Пако налил себе вина, пробормотав: «С вашего позволения». Эта маленькая вольность оскорбила дона Валериано, он улыбнулся и сказал: «Наливайте», когда стакан Пако был уже полон.
Пако снова спросил:
— О чем же герцог собирается договариваться? Есть только один путь: отдать горные пастбища и больше к этому вопросу не возвращаться.
Дон Валериано смотрел на стакан Пако и поглаживал усы, такие гладкие, такие аккуратно округлые, что казались накладными. Пако пробормотал:
— Надо бы поглядеть, какие бумаги есть у герцога на эти пастбища. Если они вообще у него есть!
Дон Валериано начал раздражаться:
— И тут ты ошибаешься. Речь идет о многовековом владении, и в этом вся сила. Нельзя переделать в один день то, что складывалось четыреста лет. Горы — это тебе не бутылка вина, — добавил он, видя, что Пако снова наливает себе в стакан, — а дарованная привилегия. Привилегия, дарованная королем.
— То, что было сделано человеком, может быть человеком и переделано, я так считаю.
— Верно, только человек человеку рознь.
Пако помотал головой.
— Что касается этого, — проговорил он, допив второй стакан и прищелкнув языком, — передайте герцогу: если у него столько прав, то пусть приходит сюда сам защищать их, да пусть винтовку не забудет, те, что были у сторожей, теперь в наших руках.
— Пако, что я слышу! Кто бы мог подумать: у человека всего ничего, клочок земли да пара мулов, а он осмеливается так разговаривать! После этого меня уже ничего не удивит.
Переговоры закончились, дон Валериано сообщил их результаты герцогу, тот прислал новый приказ, управляющий оказался между двух огней, не зная, что делать, в конце концов уехал из селения, но прежде побывал у мосена Мильана, на свой лад пересказал ему то, что произошло, и заявил, что теперь, видно, селением будут править приговорки, сочиненные на солнцегрее. Он сказал, будто Пако угрожал и оскорблял его, и особенно напирал на подробность с бутылкой. Священник что-то слушал, а что-то пропускал мимо ушей.

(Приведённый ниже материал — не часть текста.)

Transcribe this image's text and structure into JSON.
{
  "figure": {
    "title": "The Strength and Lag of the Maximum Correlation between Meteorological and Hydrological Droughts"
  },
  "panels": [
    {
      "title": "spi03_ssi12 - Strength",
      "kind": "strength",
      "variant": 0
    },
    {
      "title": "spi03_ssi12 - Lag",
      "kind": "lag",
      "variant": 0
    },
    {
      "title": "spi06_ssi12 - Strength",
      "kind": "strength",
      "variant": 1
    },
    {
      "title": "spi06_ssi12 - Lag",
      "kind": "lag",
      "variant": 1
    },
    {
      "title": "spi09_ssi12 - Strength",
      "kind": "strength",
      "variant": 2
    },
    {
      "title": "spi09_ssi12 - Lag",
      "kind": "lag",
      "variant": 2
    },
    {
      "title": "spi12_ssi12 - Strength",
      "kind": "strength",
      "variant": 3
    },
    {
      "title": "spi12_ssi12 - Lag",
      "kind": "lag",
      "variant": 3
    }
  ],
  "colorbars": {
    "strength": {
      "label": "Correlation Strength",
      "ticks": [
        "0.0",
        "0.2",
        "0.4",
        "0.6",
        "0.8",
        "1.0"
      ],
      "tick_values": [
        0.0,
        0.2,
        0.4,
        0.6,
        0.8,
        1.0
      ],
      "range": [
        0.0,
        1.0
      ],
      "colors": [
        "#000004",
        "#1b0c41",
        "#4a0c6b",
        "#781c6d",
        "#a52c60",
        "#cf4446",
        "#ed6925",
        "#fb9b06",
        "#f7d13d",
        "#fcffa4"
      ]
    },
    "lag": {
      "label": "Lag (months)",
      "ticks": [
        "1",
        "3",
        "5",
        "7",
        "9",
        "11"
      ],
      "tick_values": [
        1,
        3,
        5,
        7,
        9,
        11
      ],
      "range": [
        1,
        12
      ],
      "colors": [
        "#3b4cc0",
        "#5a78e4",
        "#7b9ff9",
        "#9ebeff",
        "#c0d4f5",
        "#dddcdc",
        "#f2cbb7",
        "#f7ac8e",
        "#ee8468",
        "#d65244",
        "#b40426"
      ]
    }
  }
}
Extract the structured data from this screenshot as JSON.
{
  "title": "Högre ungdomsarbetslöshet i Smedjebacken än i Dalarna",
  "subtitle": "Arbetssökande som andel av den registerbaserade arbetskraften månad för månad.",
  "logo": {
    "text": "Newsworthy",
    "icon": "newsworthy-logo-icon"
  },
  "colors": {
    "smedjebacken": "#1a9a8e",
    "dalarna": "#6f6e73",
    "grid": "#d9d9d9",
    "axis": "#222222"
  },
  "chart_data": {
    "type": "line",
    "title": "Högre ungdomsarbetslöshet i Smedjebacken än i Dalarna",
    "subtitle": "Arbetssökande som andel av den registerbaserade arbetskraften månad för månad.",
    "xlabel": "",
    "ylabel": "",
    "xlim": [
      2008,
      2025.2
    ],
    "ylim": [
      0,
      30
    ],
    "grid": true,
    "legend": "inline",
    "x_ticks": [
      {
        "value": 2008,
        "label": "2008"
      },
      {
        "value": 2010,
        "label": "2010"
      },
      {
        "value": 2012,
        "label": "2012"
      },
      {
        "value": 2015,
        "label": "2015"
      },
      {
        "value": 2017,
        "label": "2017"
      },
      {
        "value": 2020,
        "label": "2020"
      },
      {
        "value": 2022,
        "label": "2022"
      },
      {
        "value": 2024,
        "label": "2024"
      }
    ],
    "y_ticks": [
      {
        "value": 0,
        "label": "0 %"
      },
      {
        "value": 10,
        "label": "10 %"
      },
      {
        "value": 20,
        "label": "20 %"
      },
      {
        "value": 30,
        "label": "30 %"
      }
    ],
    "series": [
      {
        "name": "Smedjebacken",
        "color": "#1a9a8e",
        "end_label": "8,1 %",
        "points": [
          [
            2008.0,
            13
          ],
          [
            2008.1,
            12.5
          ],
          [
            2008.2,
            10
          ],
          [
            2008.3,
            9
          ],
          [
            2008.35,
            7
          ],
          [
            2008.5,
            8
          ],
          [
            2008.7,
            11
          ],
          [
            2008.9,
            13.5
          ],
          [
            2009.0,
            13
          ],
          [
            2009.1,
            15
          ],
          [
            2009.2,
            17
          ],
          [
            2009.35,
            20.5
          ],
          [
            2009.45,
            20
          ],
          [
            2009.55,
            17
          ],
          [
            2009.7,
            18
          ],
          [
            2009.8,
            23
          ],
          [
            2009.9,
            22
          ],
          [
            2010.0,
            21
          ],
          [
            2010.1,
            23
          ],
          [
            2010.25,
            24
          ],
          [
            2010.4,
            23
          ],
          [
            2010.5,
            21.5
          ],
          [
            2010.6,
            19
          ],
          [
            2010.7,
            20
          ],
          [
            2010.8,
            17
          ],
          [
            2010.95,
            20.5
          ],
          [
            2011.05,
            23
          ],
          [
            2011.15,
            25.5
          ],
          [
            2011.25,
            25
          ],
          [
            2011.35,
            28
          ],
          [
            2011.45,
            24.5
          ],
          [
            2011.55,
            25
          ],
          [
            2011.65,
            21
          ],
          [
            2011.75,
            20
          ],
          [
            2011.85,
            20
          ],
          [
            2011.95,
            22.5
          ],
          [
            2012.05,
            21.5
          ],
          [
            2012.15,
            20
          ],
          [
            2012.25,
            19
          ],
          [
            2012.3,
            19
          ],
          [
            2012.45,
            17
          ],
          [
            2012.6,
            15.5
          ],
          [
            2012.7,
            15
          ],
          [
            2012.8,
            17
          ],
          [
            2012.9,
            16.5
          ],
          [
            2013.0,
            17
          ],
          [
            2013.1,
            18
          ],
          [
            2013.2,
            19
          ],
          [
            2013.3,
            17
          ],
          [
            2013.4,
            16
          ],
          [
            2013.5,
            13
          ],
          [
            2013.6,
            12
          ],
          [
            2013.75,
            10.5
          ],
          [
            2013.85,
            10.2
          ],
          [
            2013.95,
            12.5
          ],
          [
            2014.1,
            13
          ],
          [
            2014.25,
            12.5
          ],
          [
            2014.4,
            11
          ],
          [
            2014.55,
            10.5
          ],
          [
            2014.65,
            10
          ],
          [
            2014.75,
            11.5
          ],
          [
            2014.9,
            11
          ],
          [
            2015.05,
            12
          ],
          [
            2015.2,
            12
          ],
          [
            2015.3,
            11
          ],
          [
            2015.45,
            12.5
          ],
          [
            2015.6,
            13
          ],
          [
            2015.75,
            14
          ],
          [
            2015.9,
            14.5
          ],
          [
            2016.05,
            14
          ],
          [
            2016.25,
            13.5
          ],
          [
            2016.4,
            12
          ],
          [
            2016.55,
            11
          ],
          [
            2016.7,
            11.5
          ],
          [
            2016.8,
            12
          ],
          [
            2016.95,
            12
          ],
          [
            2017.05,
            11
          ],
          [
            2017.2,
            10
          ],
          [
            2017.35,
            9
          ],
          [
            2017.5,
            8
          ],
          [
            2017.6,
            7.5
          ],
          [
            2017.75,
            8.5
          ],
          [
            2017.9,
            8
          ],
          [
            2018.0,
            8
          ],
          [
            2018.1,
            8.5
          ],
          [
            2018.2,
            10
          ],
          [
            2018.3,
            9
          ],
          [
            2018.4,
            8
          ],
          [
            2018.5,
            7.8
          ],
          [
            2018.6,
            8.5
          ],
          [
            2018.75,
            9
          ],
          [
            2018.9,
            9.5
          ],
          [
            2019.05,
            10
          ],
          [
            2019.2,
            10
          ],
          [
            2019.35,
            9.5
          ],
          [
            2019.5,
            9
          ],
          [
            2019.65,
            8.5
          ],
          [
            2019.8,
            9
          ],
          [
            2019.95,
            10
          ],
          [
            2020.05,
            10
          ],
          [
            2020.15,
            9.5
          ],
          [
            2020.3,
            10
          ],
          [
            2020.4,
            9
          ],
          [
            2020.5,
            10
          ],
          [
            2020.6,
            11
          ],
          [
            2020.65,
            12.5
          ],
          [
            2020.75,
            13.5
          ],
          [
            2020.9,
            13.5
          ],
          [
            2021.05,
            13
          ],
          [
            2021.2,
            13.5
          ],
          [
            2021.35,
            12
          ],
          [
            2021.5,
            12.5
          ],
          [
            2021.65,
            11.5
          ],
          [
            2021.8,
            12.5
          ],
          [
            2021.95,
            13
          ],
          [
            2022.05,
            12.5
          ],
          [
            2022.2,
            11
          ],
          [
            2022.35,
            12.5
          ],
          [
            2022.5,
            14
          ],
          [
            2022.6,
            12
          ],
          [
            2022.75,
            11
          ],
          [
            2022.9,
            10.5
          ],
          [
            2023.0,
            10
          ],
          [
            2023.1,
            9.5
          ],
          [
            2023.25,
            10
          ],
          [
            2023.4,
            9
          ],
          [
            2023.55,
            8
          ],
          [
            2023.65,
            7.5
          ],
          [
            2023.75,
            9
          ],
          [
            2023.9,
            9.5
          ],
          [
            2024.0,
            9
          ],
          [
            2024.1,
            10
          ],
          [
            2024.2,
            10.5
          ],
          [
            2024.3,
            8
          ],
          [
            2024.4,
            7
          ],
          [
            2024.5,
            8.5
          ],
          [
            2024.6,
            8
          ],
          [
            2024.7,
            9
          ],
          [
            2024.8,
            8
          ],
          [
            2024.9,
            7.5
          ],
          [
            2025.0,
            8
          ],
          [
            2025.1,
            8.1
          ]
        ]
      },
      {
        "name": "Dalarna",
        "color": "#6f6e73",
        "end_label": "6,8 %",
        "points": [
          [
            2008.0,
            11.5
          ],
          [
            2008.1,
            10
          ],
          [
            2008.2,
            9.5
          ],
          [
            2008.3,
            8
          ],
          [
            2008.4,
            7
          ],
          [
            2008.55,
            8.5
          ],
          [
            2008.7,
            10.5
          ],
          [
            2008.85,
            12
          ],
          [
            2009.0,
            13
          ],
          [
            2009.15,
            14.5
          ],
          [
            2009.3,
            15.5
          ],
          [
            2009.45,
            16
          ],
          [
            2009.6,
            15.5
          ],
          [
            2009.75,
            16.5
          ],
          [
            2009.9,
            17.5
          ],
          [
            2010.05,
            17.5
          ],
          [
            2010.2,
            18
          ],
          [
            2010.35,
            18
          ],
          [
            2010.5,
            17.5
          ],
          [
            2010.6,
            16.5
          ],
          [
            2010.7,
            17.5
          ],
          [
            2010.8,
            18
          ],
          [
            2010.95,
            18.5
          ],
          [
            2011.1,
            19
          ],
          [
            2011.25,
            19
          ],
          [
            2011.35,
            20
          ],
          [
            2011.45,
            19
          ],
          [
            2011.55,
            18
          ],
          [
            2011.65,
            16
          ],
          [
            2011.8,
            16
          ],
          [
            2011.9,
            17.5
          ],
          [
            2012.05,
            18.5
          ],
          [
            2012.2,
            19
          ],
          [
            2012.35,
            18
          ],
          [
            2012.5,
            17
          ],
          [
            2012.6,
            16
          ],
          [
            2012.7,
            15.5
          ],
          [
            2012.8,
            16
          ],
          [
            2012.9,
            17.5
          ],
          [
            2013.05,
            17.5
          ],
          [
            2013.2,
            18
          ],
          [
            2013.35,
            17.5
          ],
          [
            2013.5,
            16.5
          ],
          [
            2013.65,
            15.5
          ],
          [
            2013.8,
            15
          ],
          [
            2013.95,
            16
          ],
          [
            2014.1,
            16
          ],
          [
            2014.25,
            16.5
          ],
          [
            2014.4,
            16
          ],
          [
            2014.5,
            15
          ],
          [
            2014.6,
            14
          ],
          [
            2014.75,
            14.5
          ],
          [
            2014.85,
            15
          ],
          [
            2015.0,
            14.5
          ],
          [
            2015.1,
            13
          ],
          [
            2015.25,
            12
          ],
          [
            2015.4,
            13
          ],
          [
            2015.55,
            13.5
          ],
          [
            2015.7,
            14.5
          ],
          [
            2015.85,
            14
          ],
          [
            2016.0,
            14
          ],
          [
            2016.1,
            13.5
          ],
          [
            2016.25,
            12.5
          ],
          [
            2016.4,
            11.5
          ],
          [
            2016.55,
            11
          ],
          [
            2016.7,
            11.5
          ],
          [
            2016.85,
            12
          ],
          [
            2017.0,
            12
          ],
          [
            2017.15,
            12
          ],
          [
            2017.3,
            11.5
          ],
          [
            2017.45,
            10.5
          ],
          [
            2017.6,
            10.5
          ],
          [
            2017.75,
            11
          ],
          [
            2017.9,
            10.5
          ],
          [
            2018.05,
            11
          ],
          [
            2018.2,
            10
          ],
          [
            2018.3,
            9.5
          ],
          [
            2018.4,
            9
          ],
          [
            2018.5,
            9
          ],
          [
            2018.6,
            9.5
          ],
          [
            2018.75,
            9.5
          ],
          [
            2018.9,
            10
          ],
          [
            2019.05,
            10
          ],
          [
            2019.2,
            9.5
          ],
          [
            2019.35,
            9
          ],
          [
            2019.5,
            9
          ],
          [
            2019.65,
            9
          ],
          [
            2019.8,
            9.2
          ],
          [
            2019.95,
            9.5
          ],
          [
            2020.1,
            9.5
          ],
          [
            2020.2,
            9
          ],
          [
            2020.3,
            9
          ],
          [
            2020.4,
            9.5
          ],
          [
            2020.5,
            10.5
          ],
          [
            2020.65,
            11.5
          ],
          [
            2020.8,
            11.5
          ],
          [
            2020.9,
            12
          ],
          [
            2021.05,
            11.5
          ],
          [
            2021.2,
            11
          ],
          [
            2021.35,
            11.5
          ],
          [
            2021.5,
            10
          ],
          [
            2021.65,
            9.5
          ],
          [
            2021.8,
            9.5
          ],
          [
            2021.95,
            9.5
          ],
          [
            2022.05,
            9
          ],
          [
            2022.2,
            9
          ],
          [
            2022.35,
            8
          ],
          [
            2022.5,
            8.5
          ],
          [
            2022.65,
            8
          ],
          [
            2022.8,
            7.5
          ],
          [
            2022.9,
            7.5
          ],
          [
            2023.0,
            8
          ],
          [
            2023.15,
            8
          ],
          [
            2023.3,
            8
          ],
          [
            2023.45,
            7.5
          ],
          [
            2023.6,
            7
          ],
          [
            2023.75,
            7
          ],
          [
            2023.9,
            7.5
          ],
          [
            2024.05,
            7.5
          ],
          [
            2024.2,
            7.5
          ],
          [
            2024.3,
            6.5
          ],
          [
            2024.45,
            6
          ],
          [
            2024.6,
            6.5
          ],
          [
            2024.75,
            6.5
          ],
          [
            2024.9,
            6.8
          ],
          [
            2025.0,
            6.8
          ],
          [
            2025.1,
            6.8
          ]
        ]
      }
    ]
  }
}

Теперь он вспоминал все это в ризнице и жалостливо чуть кивал головой. Снова вошел служка и прислонился к притолоке; ему не стоялось на месте, он потирал ногу о ногу и, глядя на священника, вспоминал новые строки романса:
Четверо Пако вносили,
вносили его на кладбище,
матери, пусть будут здоровы
дети, и да хранит их
господь наш всемогущий
с ангелами святыми…
Дальше в романсе говорилось о других преступниках, которые умерли тогда же, но служка не помнил их имен. Все они были убиты в те самые дни. Хотя в романсе это слово не упоминалось, а говорилось: были казнены.
Мосен Мильан вспоминал. В последнее время вера в бога у дона Валериано сильно пошатнулась. Дон Валериано говорил, что бог, который позволяет твориться такому, не заслуживает большого уважения. Священник устало слушал его. Несколько лет назад дон Валериано подарил решетку часовне Иисуса Христа, а герцог дважды оплачивал ремонт церковного свода. Мосену Мильану не был знаком порок неблагодарности.
На солнцегрее поговаривали, что теперь, когда деньги за аренду пастбищ идут в аюнтамьенто, там, мол, думают, как улучшить жизнь в селении. Старухи с солнцегрея в один голос славили Пако-с-Мельницы и твердили, что парень он крепкий и все у него на своем месте.
Соседнее селение проводило себе питьевую воду к самой площади. У Пако-с-Мельницы были другие планы — в его селении вода была, — и он не переставал думать о пещерах, обитатели которых всегда представлялись ему хрипящими в последних смертных муках, а вокруг — ни света, ни огня, ни воды. И даже воздуха — дышать — им не хватает.
На землях герцога была часовня; праздник ее приходился на один из летних дней, и в тот день к часовне шли процессии верующих. Участники этих процессий делали подарки священнику, а аюнтамьенто оплачивало ему церковную службу. В тот год алькальд нарушил заведенный порядок, и крестьяне последовали его примеру. Мосен Мильан сказал об этом Пако, и тот ответил, что все произошло с ведома властей.
— С ведома властей, говоришь? Что же это за власти такие? — вопрошал раздраженный священник.
Пако стало жаль мосена Мильана, потерявшего контроль над собой, и он сказал, что поскольку часовня стоит на герцогских землях, а люди настроены против герцога, то вполне понятно, почему народ охладел к самому празднику. Мосен Мильан в сердцах возразил:
— Не много ли ты взял на себя, заявив: если герцог придет в горы, он и трех шагов не сделает, потому что, мол, ты будешь ждать его с карабином, который прежде принадлежал его сторожу? Не знаешь разве, что такая угроза — преступление?